REI.com authorized sessions are currently 30 days in length, which presents a security risk. If we were to shorten the time a user is authorized to something closer to a best practice (measured in hours rather than days) some users would lose visibility into their carts after relatively short idle times.
These users would have to actively log in again in order to recover visibility into their cart contents. This pattern is frustrating for the user, and does not meet expected eCommerce industry standards.
Our goal is to securely allow users to access some account content/features even after authorized session has expired.
Lead UX designer
• Understand what's the right amount of information to present.
• Understand and minimize the customer's frustrations about signing in and extended authorization (remembered session).
• Increase security and modernize the experience.
• Get up to parity with other eCommerce systems in terms of remembering user’s even after Authorized Session token has expired.
• Increase security by reducing the authorized session time closer to industry best practices.
• Minimize adverse UX effect from requiring a user to perform an additional step before checkout (logging in during Remembered Session).
I led the design of the Remeber Session experience for all REI.com users across iOS, Android, Desktop, and Web since Sep 2019.
Scope the Project
• The scope for this initial build is constrained to focus on shopping cart visibility for users in a Remembered Session state.
• Research / metric tracking / analytic infrastructure will be needed to provide visibility to determine product success.
• A version of authorized/remembered session data fields will need to be scoped.
• Test the baseline for customer feedback that deals with either:
- Baseline for VoC feedback relating to website security.
- Minimize the impact of UX changes specifically regarding the cart and checkout procedures.
• Baseline for VoC feedback relating to checkout frustration.
• Track the increase (if any) of customer complaints relating to misplaced items in the cart
- Baseline for VoC feedback relating to cart discrepancies.
- Track possible conversion loss when a user reaches the checkout flow and can't login.
• Baseline for overall cart abandonment:
- Cart abandonment rate from login during checkout.
From the research I found the biggest problem for the remembered session was users were very unlikely to be aware of the “Remembered session” VS full sign in. When they try to access account features and confronted with a sign in form, most customers are confused and disoriented they are “stuck”.
Considering the scope for delivery 1, the team wants to surface an updated dropdown for remembered user to sign in. The updated dropdown contains a personalized greeting (e.g., Welcome back, Jenny), a message to explain why they are asked to sign in even we know who they are, and a sign-out option.
An unmoderated usability test is conducted to test the dropdown.
8 participants, 15mins session
4 women/4 men. 4 desktop/4 mobile
By observing participants using the new dropdown, we’d like to understand:
If participants can realize they are partially signed in.
Does there anything stand out for the new dropdown.
For people who realized it, what are the features they expect to be available?
Most people care about their privacy. They are willing to sacrifice some ease to be more secure.
Having an intermediate state(remembered session)between sign-in/out is hard to understand for most of the participants.
• We tried to surface a message saying, "you can only access limited features," but over half the participants didn't realize it until we asked them the related question.
• Having a clear line on sign-in/not status. Having "Welcome XX" on the header can be confusing.

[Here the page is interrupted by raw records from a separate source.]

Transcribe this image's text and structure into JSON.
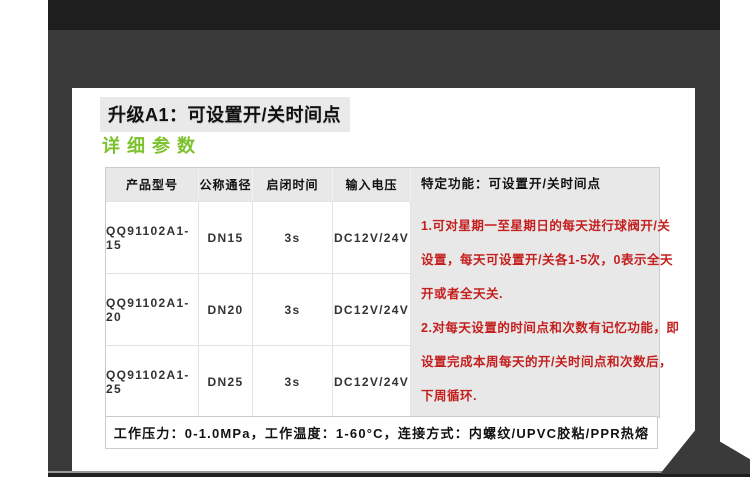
{
  "page": {
    "title": "升级A1：可设置开/关时间点",
    "subtitle": "详细参数"
  },
  "table": {
    "headers": {
      "model": "产品型号",
      "diameter": "公称通径",
      "open_close_time": "启闭时间",
      "input_voltage": "输入电压",
      "feature": "特定功能：可设置开/关时间点"
    },
    "rows": [
      {
        "model": "QQ91102A1-15",
        "diameter": "DN15",
        "time": "3s",
        "voltage": "DC12V/24V"
      },
      {
        "model": "QQ91102A1-20",
        "diameter": "DN20",
        "time": "3s",
        "voltage": "DC12V/24V"
      },
      {
        "model": "QQ91102A1-25",
        "diameter": "DN25",
        "time": "3s",
        "voltage": "DC12V/24V"
      }
    ],
    "feature_lines": [
      "1.可对星期一至星期日的每天进行球阀开/关",
      "设置，每天可设置开/关各1-5次，0表示全天",
      "开或者全天关.",
      "2.对每天设置的时间点和次数有记忆功能，即",
      "设置完成本周每天的开/关时间点和次数后，",
      "下周循环."
    ],
    "footer": "工作压力：0-1.0MPa，工作温度：1-60°C，连接方式：内螺纹/UPVC胶粘/PPR热熔"
  },
  "colors": {
    "accent_green": "#7cc22d",
    "feature_red": "#c41f1f",
    "frame_dark": "#3a3a3a",
    "band_dark": "#1e1e1e",
    "panel_gray": "#e8e8e8"
  }
}
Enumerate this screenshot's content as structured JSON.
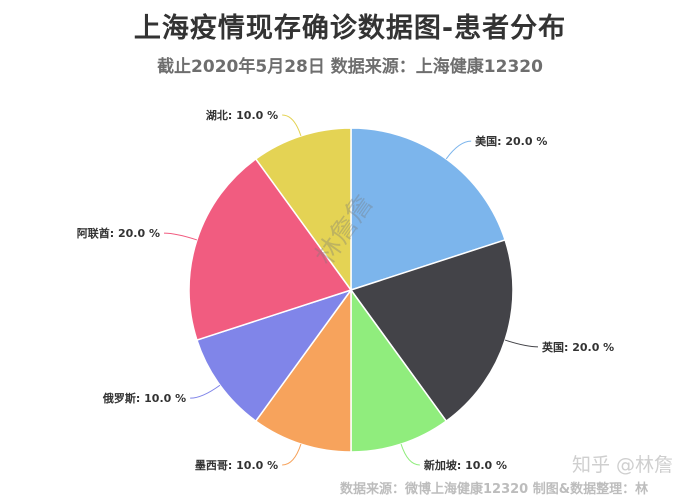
{
  "title": "上海疫情现存确诊数据图-患者分布",
  "subtitle": "截止2020年5月28日 数据来源：上海健康12320",
  "watermark_center": "林詹詹",
  "watermark_zhihu": "知乎 @林詹",
  "footer_source": "数据来源：微博上海健康12320 制图&数据整理：林",
  "chart_data": {
    "type": "pie",
    "title": "上海疫情现存确诊数据图-患者分布",
    "subtitle": "截止2020年5月28日 数据来源：上海健康12320",
    "legend": "none",
    "slices": [
      {
        "name": "美国",
        "value": 20.0,
        "label": "美国: 20.0 %",
        "color": "#7cb5ec"
      },
      {
        "name": "英国",
        "value": 20.0,
        "label": "英国: 20.0 %",
        "color": "#434348"
      },
      {
        "name": "新加坡",
        "value": 10.0,
        "label": "新加坡: 10.0 %",
        "color": "#90ed7d"
      },
      {
        "name": "墨西哥",
        "value": 10.0,
        "label": "墨西哥: 10.0 %",
        "color": "#f7a35c"
      },
      {
        "name": "俄罗斯",
        "value": 10.0,
        "label": "俄罗斯: 10.0 %",
        "color": "#8085e9"
      },
      {
        "name": "阿联酋",
        "value": 20.0,
        "label": "阿联酋: 20.0 %",
        "color": "#f15c80"
      },
      {
        "name": "湖北",
        "value": 10.0,
        "label": "湖北: 10.0 %",
        "color": "#e4d354"
      }
    ]
  }
}
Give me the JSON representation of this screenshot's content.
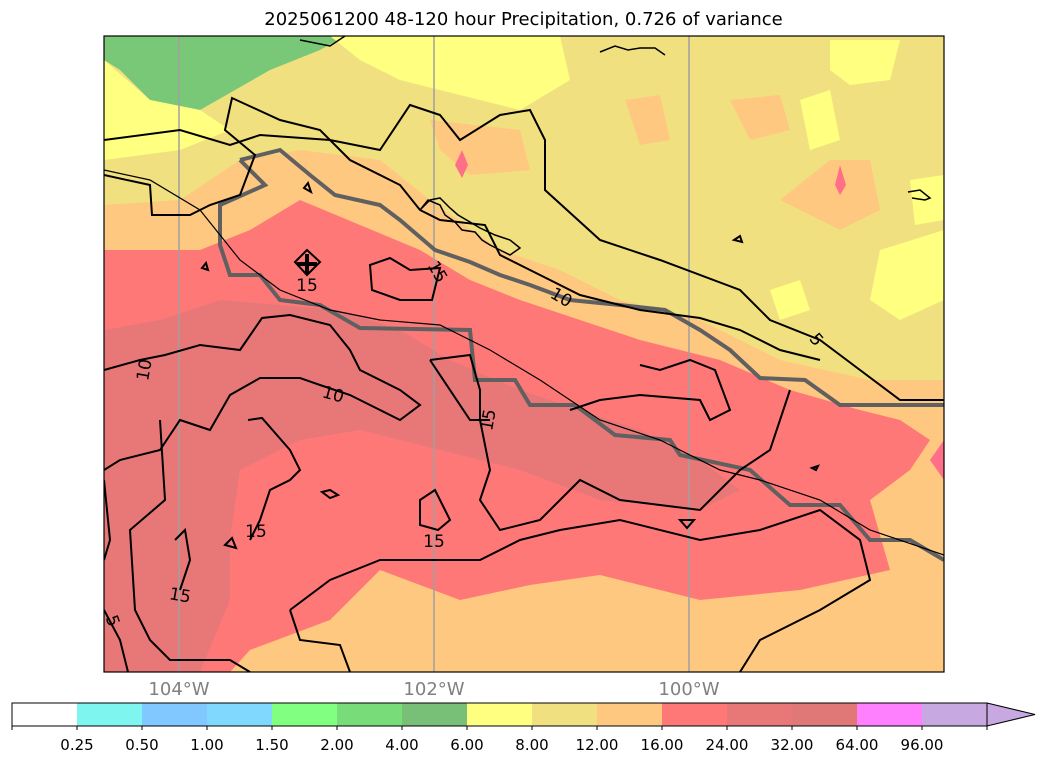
{
  "title": "2025061200 48-120 hour Precipitation, 0.726 of variance",
  "longitude_labels": [
    "104°W",
    "102°W",
    "100°W"
  ],
  "contour_labels": [
    "15",
    "15",
    "10",
    "5",
    "10",
    "10",
    "15",
    "15",
    "15",
    "15",
    "5"
  ],
  "colorbar": {
    "ticks": [
      "0.25",
      "0.50",
      "1.00",
      "1.50",
      "2.00",
      "4.00",
      "6.00",
      "8.00",
      "12.00",
      "16.00",
      "24.00",
      "32.00",
      "64.00",
      "96.00"
    ],
    "colors": [
      "#ffffff",
      "#7ff5f0",
      "#80c8ff",
      "#80d8ff",
      "#80ff80",
      "#78dc78",
      "#78c078",
      "#ffff80",
      "#f0e080",
      "#ffc880",
      "#ff7878",
      "#e87878",
      "#e07878",
      "#ff80ff",
      "#c8a8e0"
    ],
    "extend": "max"
  },
  "colors": {
    "yellow": "#ffff80",
    "khaki": "#f0e080",
    "orange": "#ffc880",
    "red": "#ff7878",
    "darkred": "#e87878",
    "green": "#78c878",
    "pink": "#ff7088",
    "gridline": "#a0a0a0",
    "boundary": "#606060"
  },
  "marker": "plus-marker"
}
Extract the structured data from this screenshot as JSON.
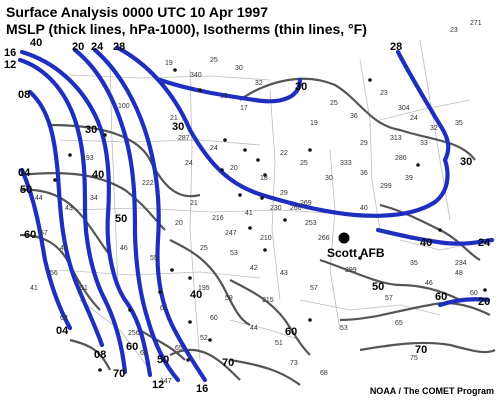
{
  "title": {
    "line1": "Surface Analysis 0000 UTC  10 Apr 1997",
    "line2": "MSLP (thick lines, hPa-1000), Isotherms (thin lines, °F)"
  },
  "credit": "NOAA / The COMET Program",
  "colors": {
    "isobar": "#1e2fc0",
    "isotherm": "#555555",
    "border": "#b5b5b5",
    "station": "#888888"
  },
  "location": {
    "name": "Scott AFB"
  },
  "isobar_labels": [
    {
      "text": "16"
    },
    {
      "text": "12"
    },
    {
      "text": "40"
    },
    {
      "text": "20"
    },
    {
      "text": "24"
    },
    {
      "text": "28"
    },
    {
      "text": "08"
    },
    {
      "text": "04"
    },
    {
      "text": "04"
    },
    {
      "text": "08"
    },
    {
      "text": "12"
    },
    {
      "text": "16"
    },
    {
      "text": "28"
    },
    {
      "text": "24"
    },
    {
      "text": "20"
    }
  ],
  "isotherm_labels": [
    {
      "text": "30"
    },
    {
      "text": "30"
    },
    {
      "text": "30"
    },
    {
      "text": "40"
    },
    {
      "text": "50"
    },
    {
      "text": "60"
    },
    {
      "text": "50"
    },
    {
      "text": "40"
    },
    {
      "text": "60"
    },
    {
      "text": "50"
    },
    {
      "text": "50"
    },
    {
      "text": "60"
    },
    {
      "text": "70"
    },
    {
      "text": "70"
    },
    {
      "text": "70"
    },
    {
      "text": "40"
    },
    {
      "text": "60"
    },
    {
      "text": "30"
    }
  ],
  "station_values": [
    "19",
    "25",
    "271",
    "23",
    "30",
    "32",
    "340",
    "19",
    "17",
    "25",
    "36",
    "23",
    "19",
    "24",
    "32",
    "35",
    "33",
    "313",
    "29",
    "22",
    "25",
    "333",
    "30",
    "36",
    "18",
    "29",
    "20",
    "24",
    "24",
    "21",
    "286",
    "39",
    "299",
    "230",
    "269",
    "41",
    "40",
    "21",
    "20",
    "55",
    "46",
    "34",
    "43",
    "57",
    "48",
    "44",
    "56",
    "41",
    "51",
    "68",
    "25",
    "53",
    "42",
    "43",
    "57",
    "299",
    "57",
    "35",
    "46",
    "48",
    "60",
    "53",
    "65",
    "44",
    "51",
    "60",
    "73",
    "68",
    "75",
    "52",
    "59",
    "61",
    "65",
    "69",
    "216",
    "210",
    "253",
    "266",
    "260",
    "247",
    "234",
    "304",
    "287",
    "256",
    "193",
    "147",
    "100",
    "222",
    "215",
    "195"
  ]
}
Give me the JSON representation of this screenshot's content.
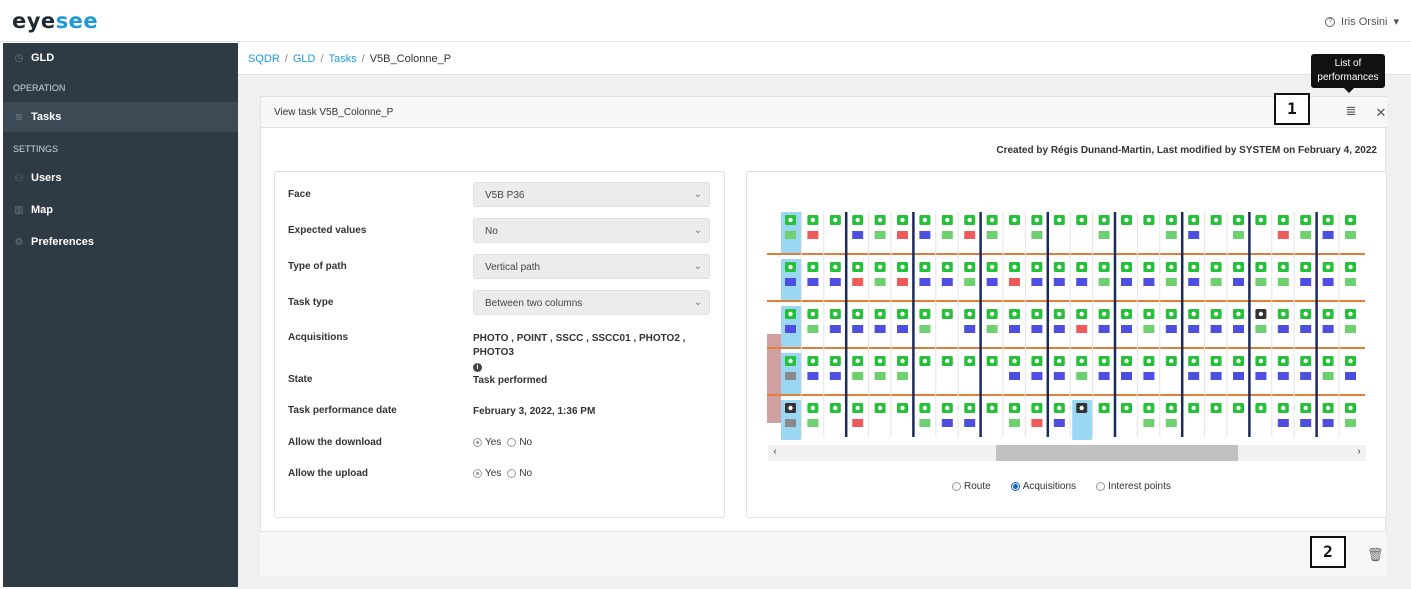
{
  "app": {
    "logo": {
      "part1": "eye",
      "part2": "see"
    },
    "user_name": "Iris Orsini",
    "user_caret": "▾"
  },
  "sidebar": {
    "top_item": {
      "label": "GLD",
      "icon": "clock-icon"
    },
    "sections": [
      {
        "title": "OPERATION"
      },
      {
        "title": "SETTINGS"
      }
    ],
    "items": [
      {
        "label": "Tasks",
        "icon": "wifi-icon",
        "active": true
      },
      {
        "label": "Users",
        "icon": "users-icon"
      },
      {
        "label": "Map",
        "icon": "map-icon"
      },
      {
        "label": "Preferences",
        "icon": "gear-icon"
      }
    ]
  },
  "breadcrumb": [
    "SQDR",
    "GLD",
    "Tasks",
    "V5B_Colonne_P"
  ],
  "panel": {
    "title": "View task V5B_Colonne_P",
    "tooltip": "List of performances",
    "marker1": "1",
    "marker2": "2",
    "meta": "Created by Régis Dunand-Martin, Last modified by SYSTEM on February 4, 2022"
  },
  "form": {
    "face": {
      "label": "Face",
      "value": "V5B P36"
    },
    "expected": {
      "label": "Expected values",
      "value": "No"
    },
    "path_type": {
      "label": "Type of path",
      "value": "Vertical path"
    },
    "task_type": {
      "label": "Task type",
      "value": "Between two columns"
    },
    "acquisitions": {
      "label": "Acquisitions",
      "value": "PHOTO , POINT , SSCC , SSCC01 , PHOTO2 , PHOTO3"
    },
    "state": {
      "label": "State",
      "value": "Task performed"
    },
    "perf_date": {
      "label": "Task performance date",
      "value": "February 3, 2022, 1:36 PM"
    },
    "download": {
      "label": "Allow the download",
      "yes": "Yes",
      "no": "No",
      "selected": "yes"
    },
    "upload": {
      "label": "Allow the upload",
      "yes": "Yes",
      "no": "No",
      "selected": "yes"
    }
  },
  "view_options": {
    "route": "Route",
    "acquisitions": "Acquisitions",
    "interest_points": "Interest points",
    "selected": "acquisitions"
  },
  "colors": {
    "sidebar_bg": "#2f3b44",
    "accent": "#1e9bd7",
    "camera_green": "#27c03a",
    "block_blue": "#4e4ee0",
    "block_green": "#6fd06f",
    "block_red": "#ef5a5a",
    "block_gray": "#8a8a8a",
    "shelf_line": "#e07f3a",
    "column_line": "#1c2a5a"
  },
  "shelf_grid": {
    "rows": [
      "GRXBGRBGRGXGXXGXXGBXGXRGBGGGBGRBBG",
      "BBBRGRBBGBRBBBGBBGBGBGGBBGGXGBB",
      "BGBBBBGXBGBBBRBBGBBBBGBBBGBBYXGBBGBR",
      "YBBGGGXXXXBBBGBBBXBBBBBBGBBGB",
      "YGXRXXGBBXGRBXXXGGXXXXBBBGGBRG"
    ],
    "highlight_cells": [
      [
        0,
        0
      ],
      [
        1,
        0
      ],
      [
        2,
        0
      ],
      [
        3,
        0
      ],
      [
        4,
        0
      ],
      [
        4,
        13
      ]
    ]
  }
}
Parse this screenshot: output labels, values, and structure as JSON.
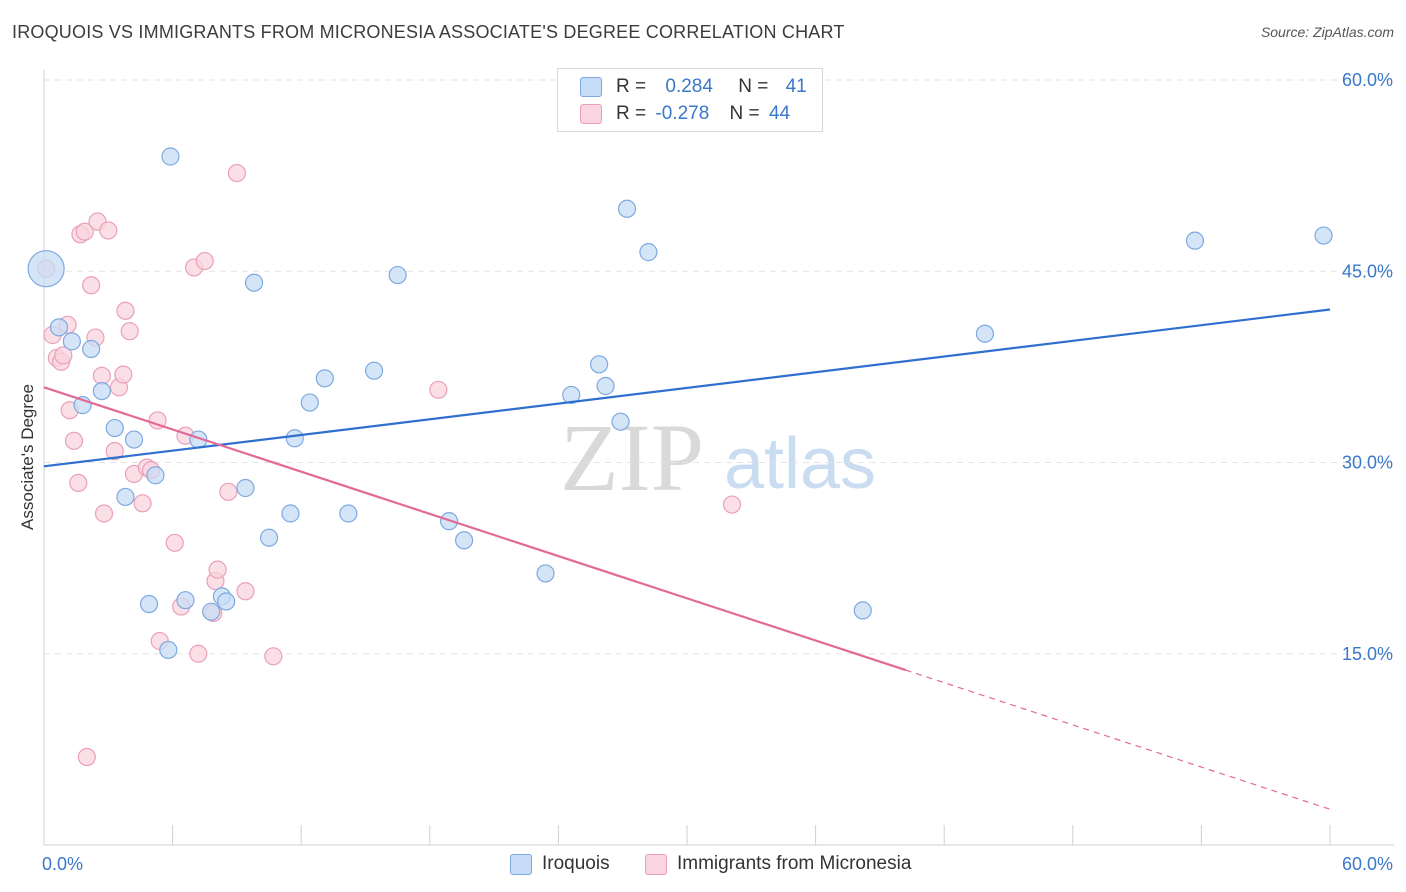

People prefer to open non-private related features: wishlist, view history(RR), cart. Some people feel uncomfortable opening Purchase History.
The desktop user seems preferred to be signed in longer.
Instead of the remembered session, some people asked for having the option to stay signed in - "remember me." The experience they are looking for matches the competitor analysis.
As a retail site, REI is not a daily used site for our participants. So they fee whether being remembered/recognized is less critical.
Based on the insights we get from the usability test, we decided to display only 2 states, sign-in/guest state, to customers and bring the remembered session behind the scene.
When customers are in the remembered session, we will surface the same dropdown as guest session. Cart will remember the previous actions and remain the items.
• Fix logging users out automatically following order capture.
• During a remembered (but not authorized) session or a guest session, we provide a different UX experience to convince the user to sign-in (if pre-existing account) or create an account (if none).
• Provide "Remember me" option on the sign-in process. If customer checked the option, we can extend the authorized session. Or they will enter an "enhanced" remember session, which contains some modified account features. (purchase history with masked personal information).